Ferme dans la poussière Plante tes talons têtus.
Et où va la poussière  ?
Kerro Panille Poésies complètes

Ayant pris connaissance du dernier topo sur la géologie de Pandore, Kerro Panille éteignit l’holoscope. L’heure du repas était depuis longtemps passée, mais il ne ressentait aucune faim. L’atmosphère de Nef sentait le renfermé dans l’étroite cabine d’enseignement. Ce n’était guère surprenant  : il avait refermé hermétiquement le panneau d’accès secret, ne laissant fonctionner que la grille de ventilation au sol.


Et je suis assis sur la grille!


Il trouvait cela follement amusant. Il se leva, s’étira, songeant au cours qu’il venait d’absorber. Il rêvait depuis si longtemps de fouler aux pieds un vrai sol, une vraie terre, de plonger dans une vraie mer, de respirer une véritable atmosphère, qu’il craignait à présent d’être déçu par la réalité. Ce n’était pas la première fois que son imagination bâtissait des mondes imaginaires… et pas la première fois que la réalité le désappointait.

En de tels instants, il avait l’impression d’être beaucoup plus vieux que ses vingt ans. Il chercha, pour se rassurer, une surface polie dans laquelle il pût voir se refléter son visage. Il ne trouva qu’une minuscule portion du panneau d’accès, patinée par le frottement de sa propre main répété chaque fois qu’il venait s’isoler ici.

Oui… sa peau brune conservait l’aspect lisse de la jeunesse et sa barbe noire, frisée, entourait sa bouche avec son habituelle vigueur. Il fallait admettre que c’était une bouche généreuse. Et le nez était celui d’un pirate. Mais quels étaient les Neftiles qui savaient seulement que les pirates avaient existé  ?

Ses yeux, cependant, faisaient beaucoup plus que vingt ans. Pas la peine de le nier.


C’est Nef qui m’a rendu comme ça… ou plutôt non… Il secoua la tête. Il était obligé d’être honnête. C’est cette relation spéciale qu’il y a entre Nef et moi… c’est cela qui vieillit mon regard’.

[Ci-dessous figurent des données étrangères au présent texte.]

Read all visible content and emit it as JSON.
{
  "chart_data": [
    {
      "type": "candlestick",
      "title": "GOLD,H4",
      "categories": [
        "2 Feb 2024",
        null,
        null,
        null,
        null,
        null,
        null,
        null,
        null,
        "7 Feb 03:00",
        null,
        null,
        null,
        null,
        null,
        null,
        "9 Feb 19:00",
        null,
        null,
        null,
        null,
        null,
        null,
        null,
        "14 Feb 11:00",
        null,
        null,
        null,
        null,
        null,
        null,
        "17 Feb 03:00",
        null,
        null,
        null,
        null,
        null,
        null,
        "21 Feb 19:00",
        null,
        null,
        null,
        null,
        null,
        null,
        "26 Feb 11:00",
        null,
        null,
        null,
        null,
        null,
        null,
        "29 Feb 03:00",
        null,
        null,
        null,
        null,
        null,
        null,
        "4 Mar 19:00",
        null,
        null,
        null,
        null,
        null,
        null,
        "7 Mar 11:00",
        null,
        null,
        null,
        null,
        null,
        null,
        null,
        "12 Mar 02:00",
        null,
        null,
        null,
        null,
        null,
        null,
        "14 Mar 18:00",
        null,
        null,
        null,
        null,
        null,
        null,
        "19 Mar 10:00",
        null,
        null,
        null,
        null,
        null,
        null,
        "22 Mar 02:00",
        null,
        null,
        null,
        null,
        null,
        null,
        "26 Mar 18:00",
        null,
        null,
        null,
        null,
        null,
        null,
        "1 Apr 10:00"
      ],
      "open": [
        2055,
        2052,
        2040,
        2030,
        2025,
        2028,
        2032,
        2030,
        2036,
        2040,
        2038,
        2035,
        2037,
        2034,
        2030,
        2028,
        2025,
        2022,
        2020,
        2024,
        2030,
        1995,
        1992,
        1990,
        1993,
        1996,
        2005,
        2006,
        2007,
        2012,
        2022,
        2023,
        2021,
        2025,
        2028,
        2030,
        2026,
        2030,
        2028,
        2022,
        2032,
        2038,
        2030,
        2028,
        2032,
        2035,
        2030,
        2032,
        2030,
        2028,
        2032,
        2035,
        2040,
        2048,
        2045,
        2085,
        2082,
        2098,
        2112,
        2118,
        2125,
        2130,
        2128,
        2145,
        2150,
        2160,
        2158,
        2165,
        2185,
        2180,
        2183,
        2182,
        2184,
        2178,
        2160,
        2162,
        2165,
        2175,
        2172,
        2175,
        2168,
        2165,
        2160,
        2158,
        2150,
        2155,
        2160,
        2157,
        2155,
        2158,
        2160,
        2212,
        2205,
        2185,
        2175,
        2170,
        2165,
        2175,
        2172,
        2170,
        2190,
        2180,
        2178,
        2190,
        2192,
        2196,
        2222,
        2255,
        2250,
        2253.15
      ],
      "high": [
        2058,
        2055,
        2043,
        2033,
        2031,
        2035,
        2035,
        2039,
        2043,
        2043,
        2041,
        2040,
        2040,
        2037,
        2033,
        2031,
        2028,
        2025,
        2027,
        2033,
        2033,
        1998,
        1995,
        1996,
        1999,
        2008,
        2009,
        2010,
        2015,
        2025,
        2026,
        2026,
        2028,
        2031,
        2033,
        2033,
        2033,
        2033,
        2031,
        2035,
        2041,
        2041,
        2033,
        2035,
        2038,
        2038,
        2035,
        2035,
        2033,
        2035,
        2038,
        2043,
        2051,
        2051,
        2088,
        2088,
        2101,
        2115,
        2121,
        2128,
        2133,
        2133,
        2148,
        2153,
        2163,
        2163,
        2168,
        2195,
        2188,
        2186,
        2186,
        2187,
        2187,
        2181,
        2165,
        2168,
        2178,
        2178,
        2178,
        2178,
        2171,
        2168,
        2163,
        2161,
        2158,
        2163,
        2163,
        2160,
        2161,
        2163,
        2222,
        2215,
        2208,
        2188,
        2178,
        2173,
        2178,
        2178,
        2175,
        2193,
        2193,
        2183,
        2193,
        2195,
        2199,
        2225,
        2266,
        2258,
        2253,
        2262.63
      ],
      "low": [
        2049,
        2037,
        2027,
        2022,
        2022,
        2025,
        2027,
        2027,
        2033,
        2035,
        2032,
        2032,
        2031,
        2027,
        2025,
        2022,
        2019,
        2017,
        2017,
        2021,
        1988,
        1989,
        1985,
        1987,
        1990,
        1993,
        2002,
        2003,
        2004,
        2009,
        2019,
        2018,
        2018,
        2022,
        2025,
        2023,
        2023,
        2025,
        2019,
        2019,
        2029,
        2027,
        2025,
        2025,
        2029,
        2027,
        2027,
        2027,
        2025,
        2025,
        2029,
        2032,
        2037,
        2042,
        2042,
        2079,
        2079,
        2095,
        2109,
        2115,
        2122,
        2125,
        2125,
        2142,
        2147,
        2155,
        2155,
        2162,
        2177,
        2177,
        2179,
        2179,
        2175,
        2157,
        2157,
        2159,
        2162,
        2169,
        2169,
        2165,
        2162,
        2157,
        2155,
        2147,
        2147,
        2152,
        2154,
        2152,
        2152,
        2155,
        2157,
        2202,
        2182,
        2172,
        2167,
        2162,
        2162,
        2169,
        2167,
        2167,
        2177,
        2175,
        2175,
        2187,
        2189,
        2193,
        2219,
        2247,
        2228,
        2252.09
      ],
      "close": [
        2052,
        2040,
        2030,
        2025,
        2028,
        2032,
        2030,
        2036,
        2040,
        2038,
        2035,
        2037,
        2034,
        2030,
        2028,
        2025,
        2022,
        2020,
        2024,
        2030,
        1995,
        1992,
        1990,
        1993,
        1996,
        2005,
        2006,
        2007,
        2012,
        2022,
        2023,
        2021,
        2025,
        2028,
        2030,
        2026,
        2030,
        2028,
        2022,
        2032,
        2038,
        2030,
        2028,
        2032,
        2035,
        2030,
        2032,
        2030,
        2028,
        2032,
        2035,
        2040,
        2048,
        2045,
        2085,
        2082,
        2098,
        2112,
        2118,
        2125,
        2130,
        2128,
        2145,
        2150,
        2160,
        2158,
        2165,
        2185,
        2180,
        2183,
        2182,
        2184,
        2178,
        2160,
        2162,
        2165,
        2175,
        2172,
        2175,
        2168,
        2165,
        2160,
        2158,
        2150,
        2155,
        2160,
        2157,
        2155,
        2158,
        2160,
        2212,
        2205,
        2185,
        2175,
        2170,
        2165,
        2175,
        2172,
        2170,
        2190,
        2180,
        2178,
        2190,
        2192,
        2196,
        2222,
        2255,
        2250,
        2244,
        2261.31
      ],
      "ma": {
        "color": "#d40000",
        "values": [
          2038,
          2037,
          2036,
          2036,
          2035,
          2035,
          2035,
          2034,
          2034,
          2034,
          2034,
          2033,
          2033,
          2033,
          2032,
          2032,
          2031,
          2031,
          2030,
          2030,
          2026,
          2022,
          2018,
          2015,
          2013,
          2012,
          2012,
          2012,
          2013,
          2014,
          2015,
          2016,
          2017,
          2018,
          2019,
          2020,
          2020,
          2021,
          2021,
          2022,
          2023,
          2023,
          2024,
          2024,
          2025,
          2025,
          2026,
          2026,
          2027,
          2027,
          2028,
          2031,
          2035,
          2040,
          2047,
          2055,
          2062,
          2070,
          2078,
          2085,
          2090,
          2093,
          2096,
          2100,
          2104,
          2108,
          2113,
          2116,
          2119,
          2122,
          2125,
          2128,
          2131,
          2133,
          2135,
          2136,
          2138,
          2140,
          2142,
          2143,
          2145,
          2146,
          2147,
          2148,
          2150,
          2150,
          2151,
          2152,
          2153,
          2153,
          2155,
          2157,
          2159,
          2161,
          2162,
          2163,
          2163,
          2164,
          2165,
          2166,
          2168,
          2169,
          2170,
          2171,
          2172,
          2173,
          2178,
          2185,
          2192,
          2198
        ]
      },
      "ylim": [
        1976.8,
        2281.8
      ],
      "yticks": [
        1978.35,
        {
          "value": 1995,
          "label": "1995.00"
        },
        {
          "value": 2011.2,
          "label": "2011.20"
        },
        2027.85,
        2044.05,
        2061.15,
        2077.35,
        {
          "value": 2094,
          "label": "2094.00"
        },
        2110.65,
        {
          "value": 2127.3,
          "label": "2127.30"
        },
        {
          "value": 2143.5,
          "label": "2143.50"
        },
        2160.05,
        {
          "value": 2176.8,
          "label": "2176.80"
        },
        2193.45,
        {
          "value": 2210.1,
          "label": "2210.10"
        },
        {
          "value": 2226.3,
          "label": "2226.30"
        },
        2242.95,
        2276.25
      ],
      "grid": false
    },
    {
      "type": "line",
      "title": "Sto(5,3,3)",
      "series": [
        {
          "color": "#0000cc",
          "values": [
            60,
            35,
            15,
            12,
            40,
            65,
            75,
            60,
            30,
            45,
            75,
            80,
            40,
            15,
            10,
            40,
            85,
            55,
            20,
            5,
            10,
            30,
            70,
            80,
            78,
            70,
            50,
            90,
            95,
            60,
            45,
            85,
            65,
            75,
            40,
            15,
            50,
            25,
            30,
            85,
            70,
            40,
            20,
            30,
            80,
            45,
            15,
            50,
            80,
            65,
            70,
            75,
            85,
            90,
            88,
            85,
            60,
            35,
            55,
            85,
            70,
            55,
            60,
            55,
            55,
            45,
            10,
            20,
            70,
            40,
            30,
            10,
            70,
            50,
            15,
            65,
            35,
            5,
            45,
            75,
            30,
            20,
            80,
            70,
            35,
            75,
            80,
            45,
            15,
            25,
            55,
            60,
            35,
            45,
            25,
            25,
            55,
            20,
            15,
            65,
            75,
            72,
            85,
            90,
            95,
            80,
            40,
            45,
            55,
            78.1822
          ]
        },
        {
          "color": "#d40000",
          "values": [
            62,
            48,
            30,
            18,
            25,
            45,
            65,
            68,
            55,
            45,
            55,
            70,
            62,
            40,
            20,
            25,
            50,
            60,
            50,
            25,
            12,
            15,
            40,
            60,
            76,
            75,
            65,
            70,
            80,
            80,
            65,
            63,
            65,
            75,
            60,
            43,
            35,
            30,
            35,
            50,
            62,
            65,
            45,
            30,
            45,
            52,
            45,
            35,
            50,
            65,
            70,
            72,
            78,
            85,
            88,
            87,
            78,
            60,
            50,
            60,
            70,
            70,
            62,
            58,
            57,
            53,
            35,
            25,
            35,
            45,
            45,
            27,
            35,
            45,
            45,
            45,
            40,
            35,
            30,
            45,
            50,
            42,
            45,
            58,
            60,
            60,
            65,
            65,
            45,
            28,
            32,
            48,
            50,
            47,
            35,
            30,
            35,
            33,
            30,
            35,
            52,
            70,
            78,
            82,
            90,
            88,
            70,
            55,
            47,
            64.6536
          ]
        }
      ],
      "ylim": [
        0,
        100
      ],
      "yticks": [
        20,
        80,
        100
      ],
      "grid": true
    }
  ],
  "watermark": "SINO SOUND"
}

Il y avait des réalités dans les réalités. Cette chose qui faisait de lui un poète, elle le forçait à gratter derrière chaque surface, comme un enfant en train de feuilleter maladroitement des pages de hiéroglyphes. Même quand la réalité était décevante, il se sentait obligé de la rechercher.

Pouvoir de la déception.

Il reconnaissait ce pouvoir comme distinct de la frustration. Il réunissait la faculté de regrouper, repenser, réagir. Il le forçait à s’écouter lui-même comme il écoutait les autres.

Kerro n’ignorait pas ce que la plupart des autres, côté nef, pensaient de lui.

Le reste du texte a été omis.